Niles, Steve(pop culture)
Steve Niles burst upon the comic book world in 2002 with his successful comic book series 30 Days of Night. Written by Niles, with the collaboration of artist Ben Templesmith, the story opined about happenings when a small town in remote Alaska where there was a month without sunlight was cutoff and attacked by vampires. Niles’s story of the horrific zombie-like vampires was perfectly complemented by Templesmith’s rendering of a night world where the only whiteness was the vampires’ mouths of sharp teeth.
Niles was born in Jackson, New Jersey, on June 21, 1965. He grew up in suburban Washington, D.C., in an environment informed by comic books and punk rock. For a short period he was in a punk rock band. He also credits Washington’s television horror host Count Gore De Vol, as influencing his interest in vampire lore.
In the late-1980s, while still in Washington, Niles formed Arcane Comix, an independent graphic arts publishing concern, through which he published several works he edited. At the beginning of the 1990s he moved to California and began to write for different comics publishing houses most notably Fantaco/Tundra and Eclipse Comics. Then at the beginning of the twentieth century, he began working with IDW, a new comic book publisher based in San Diego. Niles had done a four-issue adaptation of Richard Matheson‘s I Am Legend for Eclipse. His first work for IDW became the collection of the four issues to produce a black-and-white graphic novel (1991). 30 Days of Night then became the IDW’s first comic book series—a series of a mere three issues.

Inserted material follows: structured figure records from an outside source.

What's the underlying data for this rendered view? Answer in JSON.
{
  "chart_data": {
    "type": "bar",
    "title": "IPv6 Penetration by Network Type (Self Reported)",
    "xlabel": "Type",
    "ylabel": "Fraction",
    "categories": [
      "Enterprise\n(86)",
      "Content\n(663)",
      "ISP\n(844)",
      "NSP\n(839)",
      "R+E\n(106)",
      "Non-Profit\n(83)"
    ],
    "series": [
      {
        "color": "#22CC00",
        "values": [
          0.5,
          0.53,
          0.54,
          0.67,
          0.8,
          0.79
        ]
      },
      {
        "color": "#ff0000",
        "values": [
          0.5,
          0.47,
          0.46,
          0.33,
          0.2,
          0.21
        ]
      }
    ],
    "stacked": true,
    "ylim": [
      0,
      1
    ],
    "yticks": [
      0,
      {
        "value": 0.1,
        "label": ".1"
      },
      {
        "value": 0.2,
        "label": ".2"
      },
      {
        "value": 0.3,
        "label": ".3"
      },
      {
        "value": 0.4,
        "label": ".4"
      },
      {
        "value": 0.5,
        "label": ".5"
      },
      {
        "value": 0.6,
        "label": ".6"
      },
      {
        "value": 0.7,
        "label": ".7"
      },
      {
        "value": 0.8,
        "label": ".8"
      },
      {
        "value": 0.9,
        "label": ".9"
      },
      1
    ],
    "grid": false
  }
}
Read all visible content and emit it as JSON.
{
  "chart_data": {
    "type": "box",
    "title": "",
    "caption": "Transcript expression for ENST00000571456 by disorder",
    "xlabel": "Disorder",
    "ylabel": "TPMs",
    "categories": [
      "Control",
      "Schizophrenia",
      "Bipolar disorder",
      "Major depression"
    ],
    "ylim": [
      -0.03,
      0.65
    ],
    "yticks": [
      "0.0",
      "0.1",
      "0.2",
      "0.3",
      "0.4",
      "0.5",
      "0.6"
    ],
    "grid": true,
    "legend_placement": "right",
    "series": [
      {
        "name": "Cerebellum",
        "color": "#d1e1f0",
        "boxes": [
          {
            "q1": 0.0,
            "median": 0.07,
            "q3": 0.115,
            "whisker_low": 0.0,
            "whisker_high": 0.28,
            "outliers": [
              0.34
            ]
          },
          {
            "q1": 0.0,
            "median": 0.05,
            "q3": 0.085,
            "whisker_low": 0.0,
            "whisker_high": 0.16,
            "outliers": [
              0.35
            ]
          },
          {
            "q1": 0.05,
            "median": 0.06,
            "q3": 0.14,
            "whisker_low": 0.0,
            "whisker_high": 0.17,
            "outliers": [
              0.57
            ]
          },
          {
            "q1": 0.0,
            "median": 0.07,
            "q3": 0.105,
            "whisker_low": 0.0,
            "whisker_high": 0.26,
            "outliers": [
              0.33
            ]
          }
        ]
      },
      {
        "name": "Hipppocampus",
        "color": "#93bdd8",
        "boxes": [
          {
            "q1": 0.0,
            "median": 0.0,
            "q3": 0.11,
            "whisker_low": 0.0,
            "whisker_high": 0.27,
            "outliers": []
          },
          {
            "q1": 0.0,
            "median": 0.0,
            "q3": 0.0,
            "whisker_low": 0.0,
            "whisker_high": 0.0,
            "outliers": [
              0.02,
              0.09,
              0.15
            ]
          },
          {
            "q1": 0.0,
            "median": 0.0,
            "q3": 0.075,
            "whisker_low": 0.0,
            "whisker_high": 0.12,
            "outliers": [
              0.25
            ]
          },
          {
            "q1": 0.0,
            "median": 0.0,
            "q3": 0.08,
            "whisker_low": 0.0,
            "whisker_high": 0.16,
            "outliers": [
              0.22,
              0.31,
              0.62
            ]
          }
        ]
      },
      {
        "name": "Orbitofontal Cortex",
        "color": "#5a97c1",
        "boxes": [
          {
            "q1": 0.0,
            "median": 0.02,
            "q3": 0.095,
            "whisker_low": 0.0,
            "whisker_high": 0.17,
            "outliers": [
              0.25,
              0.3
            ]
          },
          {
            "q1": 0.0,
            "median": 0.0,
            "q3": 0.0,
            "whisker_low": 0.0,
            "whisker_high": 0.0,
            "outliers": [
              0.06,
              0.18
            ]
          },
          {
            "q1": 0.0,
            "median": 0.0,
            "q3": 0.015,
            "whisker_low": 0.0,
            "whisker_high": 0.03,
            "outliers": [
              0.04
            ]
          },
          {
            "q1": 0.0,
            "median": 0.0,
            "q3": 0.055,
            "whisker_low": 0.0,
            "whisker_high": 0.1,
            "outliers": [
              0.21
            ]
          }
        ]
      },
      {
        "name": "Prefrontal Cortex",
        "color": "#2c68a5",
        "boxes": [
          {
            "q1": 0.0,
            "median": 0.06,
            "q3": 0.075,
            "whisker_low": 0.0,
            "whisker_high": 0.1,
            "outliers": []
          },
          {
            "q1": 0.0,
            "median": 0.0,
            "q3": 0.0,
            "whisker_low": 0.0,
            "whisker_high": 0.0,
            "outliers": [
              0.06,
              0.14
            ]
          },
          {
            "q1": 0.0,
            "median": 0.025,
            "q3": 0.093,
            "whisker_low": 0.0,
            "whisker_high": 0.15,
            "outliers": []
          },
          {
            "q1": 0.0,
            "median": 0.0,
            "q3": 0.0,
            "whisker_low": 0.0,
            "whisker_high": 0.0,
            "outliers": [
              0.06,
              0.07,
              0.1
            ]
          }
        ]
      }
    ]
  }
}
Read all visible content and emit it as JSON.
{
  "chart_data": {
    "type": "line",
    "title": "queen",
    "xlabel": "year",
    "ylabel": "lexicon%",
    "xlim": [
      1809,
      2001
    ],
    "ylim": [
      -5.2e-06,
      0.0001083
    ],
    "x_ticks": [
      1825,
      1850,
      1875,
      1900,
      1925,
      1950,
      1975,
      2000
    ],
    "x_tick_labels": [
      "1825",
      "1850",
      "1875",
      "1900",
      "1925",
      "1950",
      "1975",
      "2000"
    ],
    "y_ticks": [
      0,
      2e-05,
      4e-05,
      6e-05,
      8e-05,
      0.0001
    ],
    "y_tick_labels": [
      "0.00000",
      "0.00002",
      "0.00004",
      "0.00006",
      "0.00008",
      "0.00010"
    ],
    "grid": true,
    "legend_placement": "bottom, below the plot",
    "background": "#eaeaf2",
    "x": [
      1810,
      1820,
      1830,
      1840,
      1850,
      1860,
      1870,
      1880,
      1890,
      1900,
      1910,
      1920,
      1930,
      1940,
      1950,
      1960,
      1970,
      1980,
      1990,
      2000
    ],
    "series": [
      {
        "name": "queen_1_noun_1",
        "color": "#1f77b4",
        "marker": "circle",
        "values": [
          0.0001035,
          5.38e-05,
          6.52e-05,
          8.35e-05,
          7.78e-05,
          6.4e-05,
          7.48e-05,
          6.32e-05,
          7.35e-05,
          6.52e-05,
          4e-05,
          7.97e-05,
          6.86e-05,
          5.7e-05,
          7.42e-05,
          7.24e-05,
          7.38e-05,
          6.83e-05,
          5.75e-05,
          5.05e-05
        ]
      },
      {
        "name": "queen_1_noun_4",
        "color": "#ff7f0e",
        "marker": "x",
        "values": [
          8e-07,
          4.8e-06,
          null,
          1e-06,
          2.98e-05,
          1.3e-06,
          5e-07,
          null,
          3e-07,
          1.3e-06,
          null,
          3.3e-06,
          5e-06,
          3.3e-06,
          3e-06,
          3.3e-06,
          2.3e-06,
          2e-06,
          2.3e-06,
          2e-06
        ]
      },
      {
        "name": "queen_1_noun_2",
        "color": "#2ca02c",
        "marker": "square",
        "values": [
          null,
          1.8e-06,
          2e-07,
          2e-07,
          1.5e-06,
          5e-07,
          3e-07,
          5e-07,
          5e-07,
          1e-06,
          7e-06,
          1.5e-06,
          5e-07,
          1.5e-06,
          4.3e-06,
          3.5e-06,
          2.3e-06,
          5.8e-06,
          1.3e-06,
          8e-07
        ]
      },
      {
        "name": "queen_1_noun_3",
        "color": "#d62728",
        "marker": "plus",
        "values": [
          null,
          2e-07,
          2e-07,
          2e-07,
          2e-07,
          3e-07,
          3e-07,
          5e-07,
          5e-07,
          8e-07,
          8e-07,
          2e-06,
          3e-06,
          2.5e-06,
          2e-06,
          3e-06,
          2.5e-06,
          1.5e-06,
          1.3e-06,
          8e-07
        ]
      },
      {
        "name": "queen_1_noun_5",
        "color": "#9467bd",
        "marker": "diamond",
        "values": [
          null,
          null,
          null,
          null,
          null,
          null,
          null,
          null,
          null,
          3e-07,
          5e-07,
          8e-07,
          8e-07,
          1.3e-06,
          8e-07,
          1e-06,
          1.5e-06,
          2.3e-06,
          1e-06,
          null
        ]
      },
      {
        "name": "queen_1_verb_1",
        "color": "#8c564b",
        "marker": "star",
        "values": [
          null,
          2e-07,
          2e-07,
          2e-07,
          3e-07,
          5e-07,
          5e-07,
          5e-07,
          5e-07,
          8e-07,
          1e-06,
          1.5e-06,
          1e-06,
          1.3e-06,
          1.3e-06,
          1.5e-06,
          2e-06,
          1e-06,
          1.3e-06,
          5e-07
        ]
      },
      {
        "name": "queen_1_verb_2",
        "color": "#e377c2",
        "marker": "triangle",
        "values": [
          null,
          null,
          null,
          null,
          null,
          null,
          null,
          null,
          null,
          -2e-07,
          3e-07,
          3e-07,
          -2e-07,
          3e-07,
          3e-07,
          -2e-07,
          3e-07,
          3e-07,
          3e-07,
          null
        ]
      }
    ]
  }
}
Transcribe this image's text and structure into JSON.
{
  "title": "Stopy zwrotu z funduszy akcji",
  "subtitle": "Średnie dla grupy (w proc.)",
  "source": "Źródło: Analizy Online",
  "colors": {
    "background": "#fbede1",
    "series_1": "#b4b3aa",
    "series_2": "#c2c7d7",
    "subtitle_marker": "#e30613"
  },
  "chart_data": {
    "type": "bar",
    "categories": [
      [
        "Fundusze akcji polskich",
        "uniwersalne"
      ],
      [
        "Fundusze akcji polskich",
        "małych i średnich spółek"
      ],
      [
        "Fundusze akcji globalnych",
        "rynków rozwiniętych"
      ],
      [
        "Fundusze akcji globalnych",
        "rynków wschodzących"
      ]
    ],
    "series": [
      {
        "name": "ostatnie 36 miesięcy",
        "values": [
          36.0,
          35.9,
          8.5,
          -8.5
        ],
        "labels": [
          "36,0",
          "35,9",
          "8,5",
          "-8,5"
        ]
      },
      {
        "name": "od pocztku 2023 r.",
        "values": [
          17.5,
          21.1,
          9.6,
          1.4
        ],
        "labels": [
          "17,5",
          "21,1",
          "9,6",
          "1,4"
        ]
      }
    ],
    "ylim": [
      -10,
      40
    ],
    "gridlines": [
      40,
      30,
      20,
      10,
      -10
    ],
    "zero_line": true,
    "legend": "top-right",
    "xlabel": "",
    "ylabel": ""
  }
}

The series became an immediate success and heralded the birth of a new force in horror writing (while at the same time serving as a notable start to Templesmith, who was working his first job as a comic artist). The pair moved on to work together in two further series Criminal Macabre (for Dark Horse) and Dark Days. Criminal Macabre centered on the drug-addicted detective Cal McDonald who operates in a world inhabited by ghouls and vampires. He eventually becomes a vampire himself. Niles had introduced the character in some stories that appeared in his Arcane Comix anthologies and later in the Dark Horse anthology Dark Horse Presents. In 2002, Niles had issued two Cal McDonald novels, Savage Membrane and Guns, Drugs and Monsters. The novels set the stage for further comics, the 2003 Dark Horse series with Templesmith, a 2004 sequel, Last Train to Deadsville (Image), and a 2005 series Supernatural Freak Machine: A Cal McDonald Mystery (IDW).
Meanwhile, the success of 30 Days of Night led to its first sequel, Dark Days. By this time, Niles had become a star within the horror writing community, and he has gone on to write a series of successful comics while the writing of numerous 30 Days of Night miniseries sequels have been turned over to new writers and artists. Niles would do two Annuals (2004, 2005); 30 Days of Night: Return to Barrow (2004); 30 Days of Night: Dead Space (2006); and 30 Days of Night: Eben and Stella (2007). Meanwhile, other writers tried their hand with 30 Days of Night: Spreading the Disease (2006) and 30 Days of Night: Dust to Dust (2008). Additional vampire titles among the many works Niles has written include Aleister Arcane (2004), The Cryptics (2006), and City of Others, a zombie story with vampires (2007).
In 2007, 30 Days of Night finally made it to the screen as a successful horror movie. By 2009, it had emerged as the twelfth highest grossing vampire movie in history. A sequel and a Criminal Macabre movie remain a possibility. That same year, I Am Legend was made into a movie starring Will Smith. Niles counts Richard Matheson as the single greatest influence on his writing career and jumped at the chance to participate in the promotional comic I Am Legend: Awakening, produced by DC Vertigo and distributed at the San Diego Comicon. The movie also led to a third printing of his IDW graphic novel of I Am Legend.